How to Save Wet Cellphone
The first step: Immediately cut the power by removing the battery. Resist the urge to power up your phone to see if it works as this can short out the circuits. If you have a GSM phone, remove the SIM card as well. Even if phone turns out to be beyond repair, the SIM should retain a lot of its onboard information, such as the contacts in phone book.
With the battery safely set aside, dry your phone, and dry it fast. If you let the moisture evaporate naturally, the chance of corrosion damaging the phone’s innards increases. Instead, blow or suck the water out. But don’t use a hair dryer—its heat can fry phone’s insides. Instead, opt for a can of compressed air, an air compressor set to a low psi or a vacuum cleaner (a wet/dry Shop-Vac would be perfect). The idea is to use air to push or pull moisture out through the same channels it entered.
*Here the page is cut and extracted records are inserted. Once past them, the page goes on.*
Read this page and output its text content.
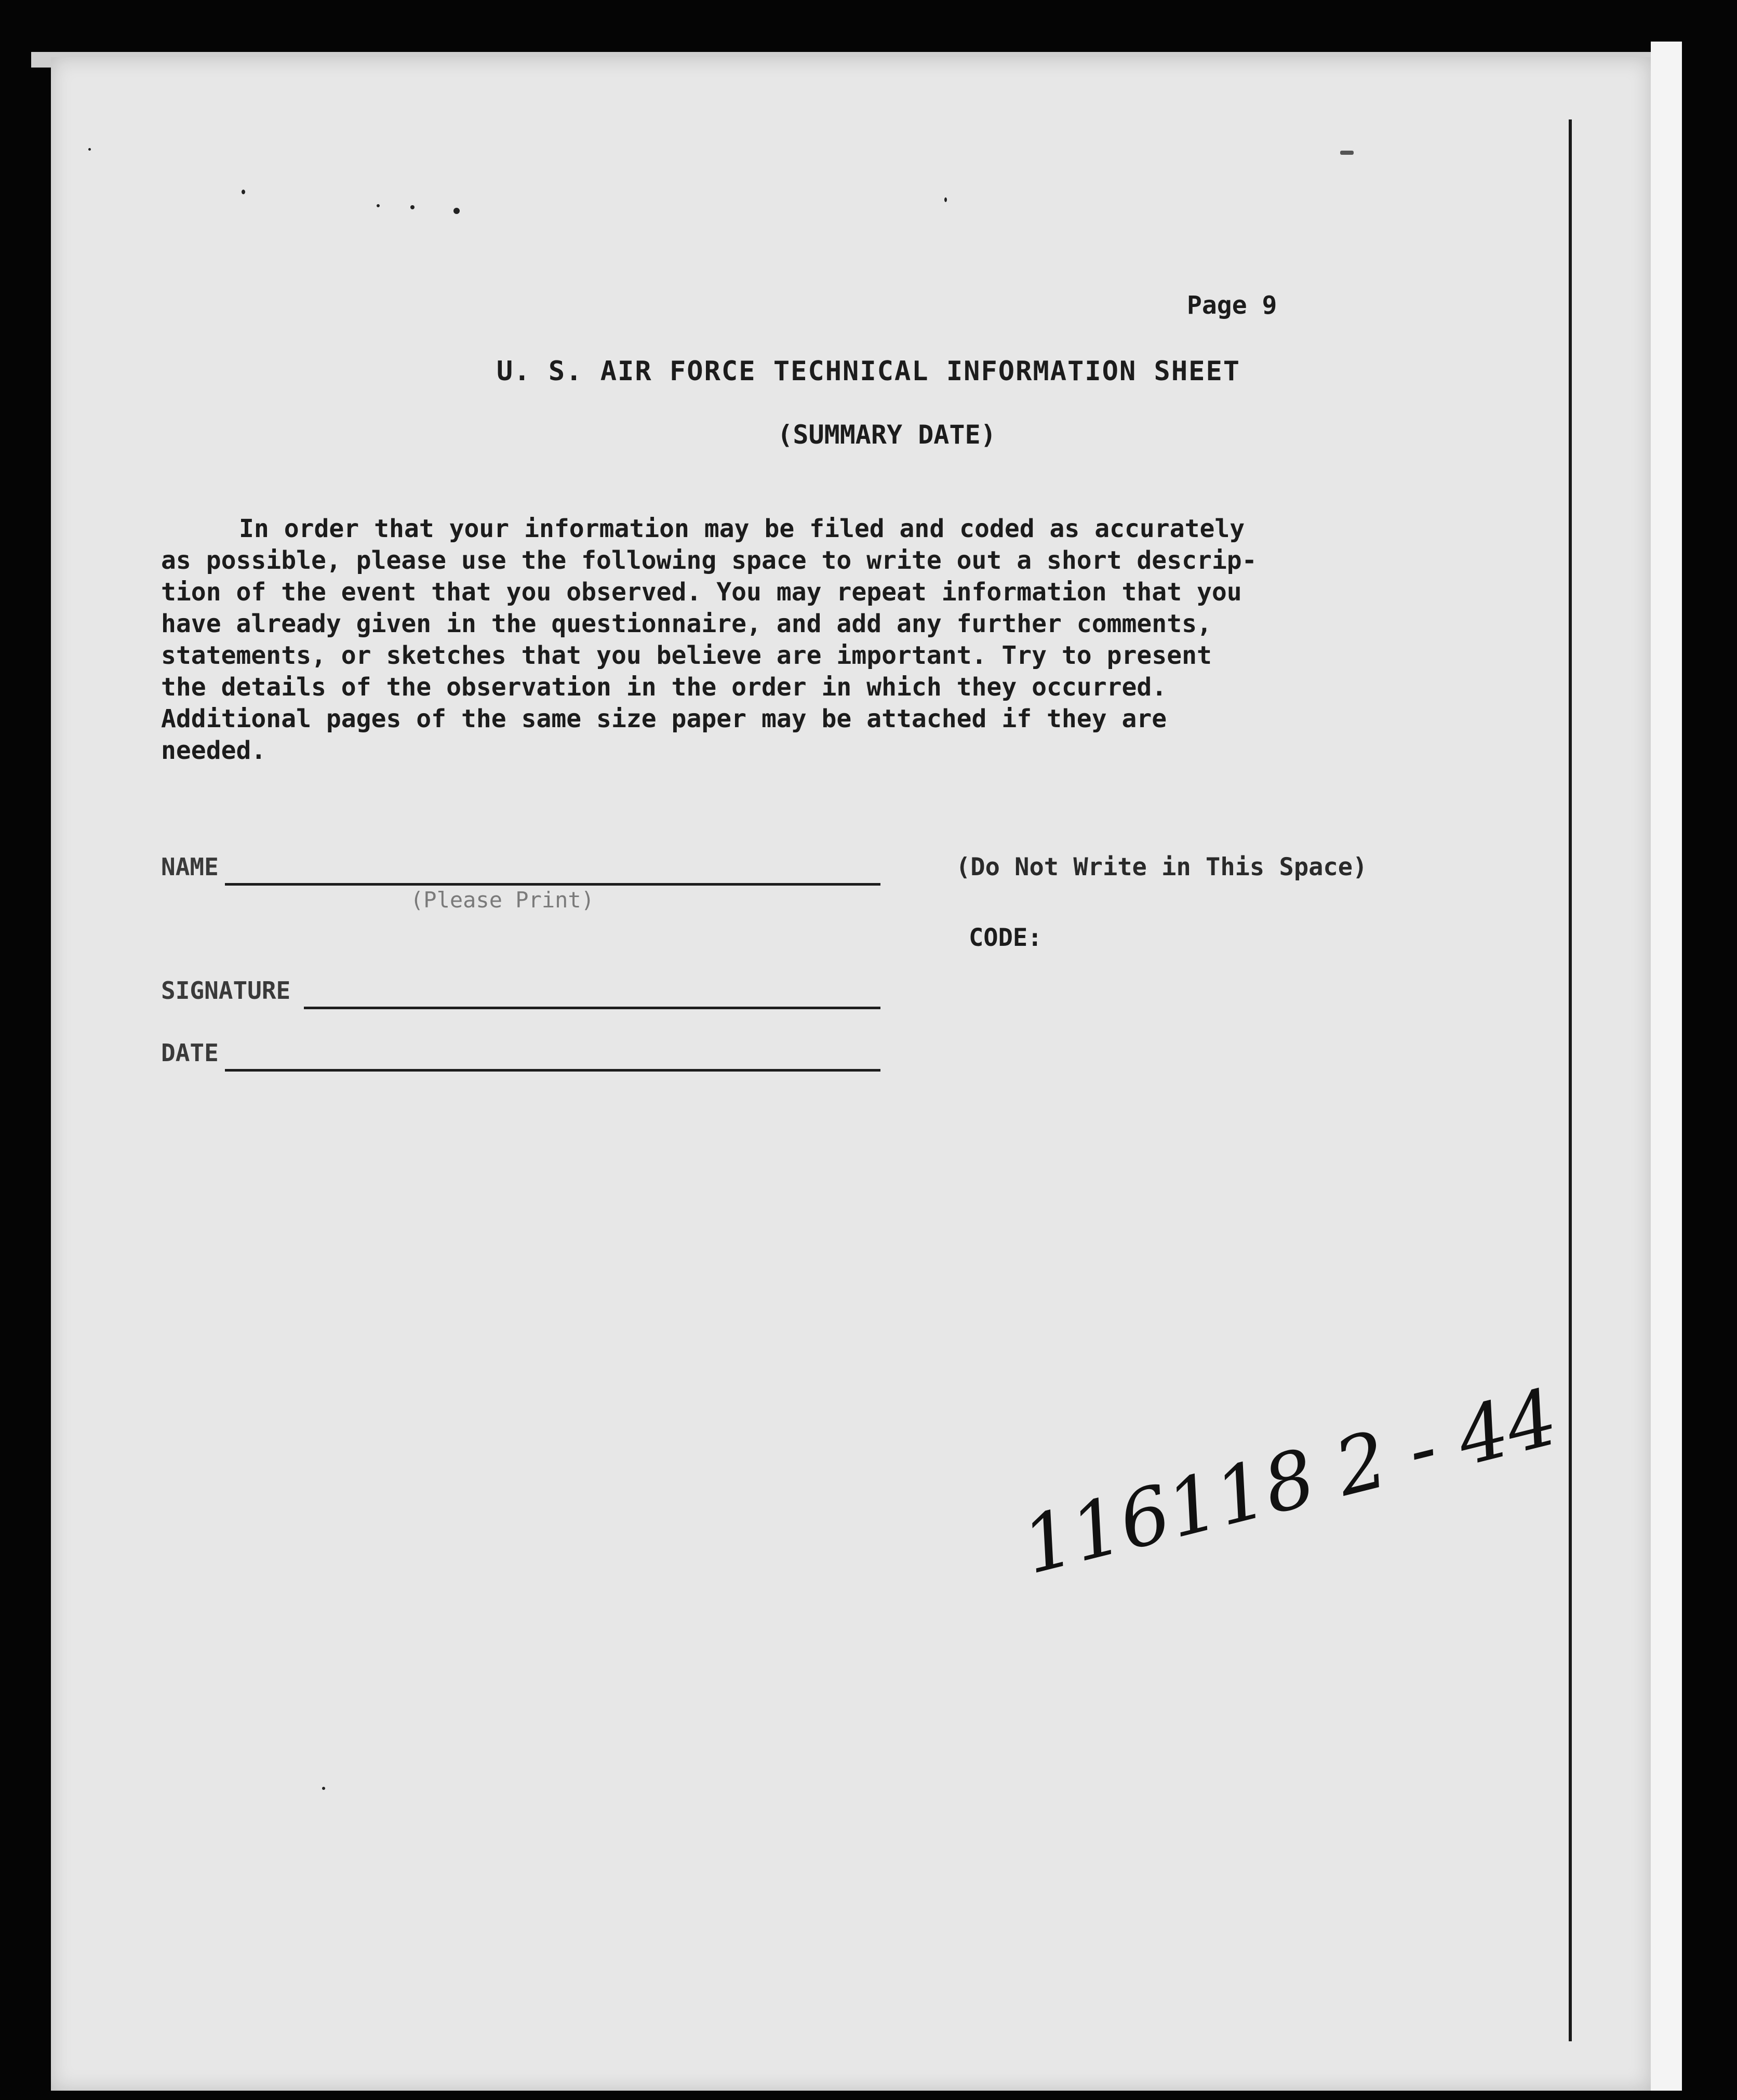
Page 9
U. S. AIR FORCE TECHNICAL INFORMATION SHEET
(SUMMARY DATE)
In order that your information may be filed and coded as accurately
as possible, please use the following space to write out a short descrip-
tion of the event that you observed. You may repeat information that you
have already given in the questionnaire, and add any further comments,
statements, or sketches that you believe are important. Try to present
the details of the observation in the order in which they occurred.
Additional pages of the same size paper may be attached if they are
needed.
NAME
(Please Print)
SIGNATURE
DATE
(Do Not Write in This Space)
CODE:
116118 2 - 44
Finally, use a desiccant to wick away any leftover moisture. The most convenient choice is uncooked rice. Just leave the phone (and its disconnected battery) submerged in a bowl of grains overnight. If you’re worried about rice dust getting inside your phone, you can instead use the packets of silica gel that often come stuffed in the pockets of new clothes.
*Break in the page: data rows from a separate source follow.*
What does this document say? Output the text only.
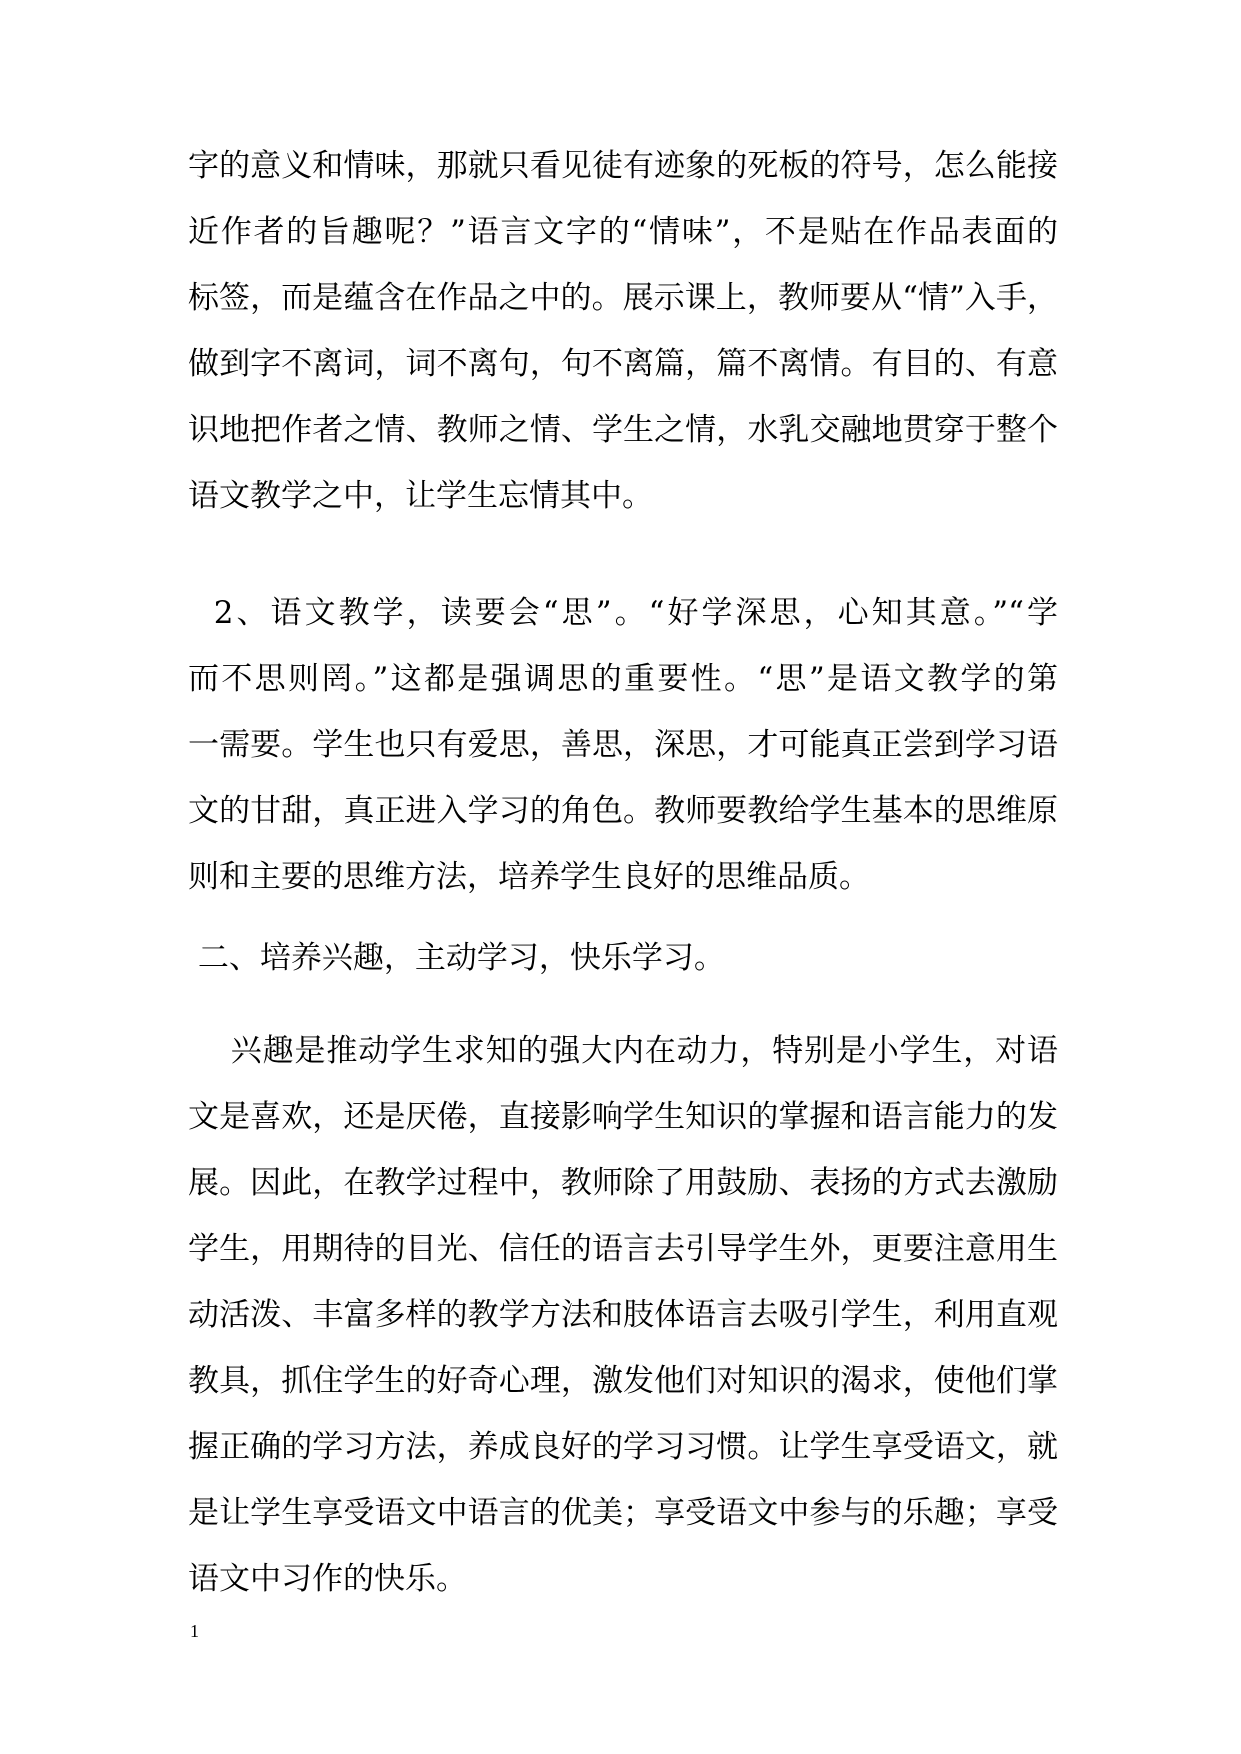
字的意义和情味，那就只看见徒有迹象的死板的符号，怎么能接
近作者的旨趣呢？”语言文字的“情味”，不是贴在作品表面的
标签，而是蕴含在作品之中的。展示课上，教师要从“情”入手，
做到字不离词，词不离句，句不离篇，篇不离情。有目的、有意
识地把作者之情、教师之情、学生之情，水乳交融地贯穿于整个
语文教学之中，让学生忘情其中。
2、语文教学，读要会“思”。“好学深思，心知其意。”“学
而不思则罔。”这都是强调思的重要性。“思”是语文教学的第
一需要。学生也只有爱思，善思，深思，才可能真正尝到学习语
文的甘甜，真正进入学习的角色。教师要教给学生基本的思维原
则和主要的思维方法，培养学生良好的思维品质。
二、培养兴趣，主动学习，快乐学习。
兴趣是推动学生求知的强大内在动力，特别是小学生，对语
文是喜欢，还是厌倦，直接影响学生知识的掌握和语言能力的发
展。因此，在教学过程中，教师除了用鼓励、表扬的方式去激励
学生，用期待的目光、信任的语言去引导学生外，更要注意用生
动活泼、丰富多样的教学方法和肢体语言去吸引学生，利用直观
教具，抓住学生的好奇心理，激发他们对知识的渴求，使他们掌
握正确的学习方法，养成良好的学习习惯。让学生享受语文，就
是让学生享受语文中语言的优美；享受语文中参与的乐趣；享受
语文中习作的快乐。
1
The most important thing to remember is to avoid heat. That means no hair dryers, ovens, microwaves or extended periods in direct sunlight. While heat will certainly evaporate the moisture, it could also warp components and melt adhesives. Those fragile glues are also why you’ll want to avoid dunking the phone in rubbing alcohol (an oftprescribed tip on the Web). Alcohol is a solvent and can dissolve the internal adhesives. (If you drop your phone in the toilet, it’s okay to wipe the outside with alcohol to disinfect it.)
One final, perhaps surprising, note: If your phone gets soaked in salt water, you should probably flush the whole thing in fresh water before it dries. When salt water evaporates, it leaves crystals that can damage a phone’s fragile components. Just be sure to remove the battery before flooding the device.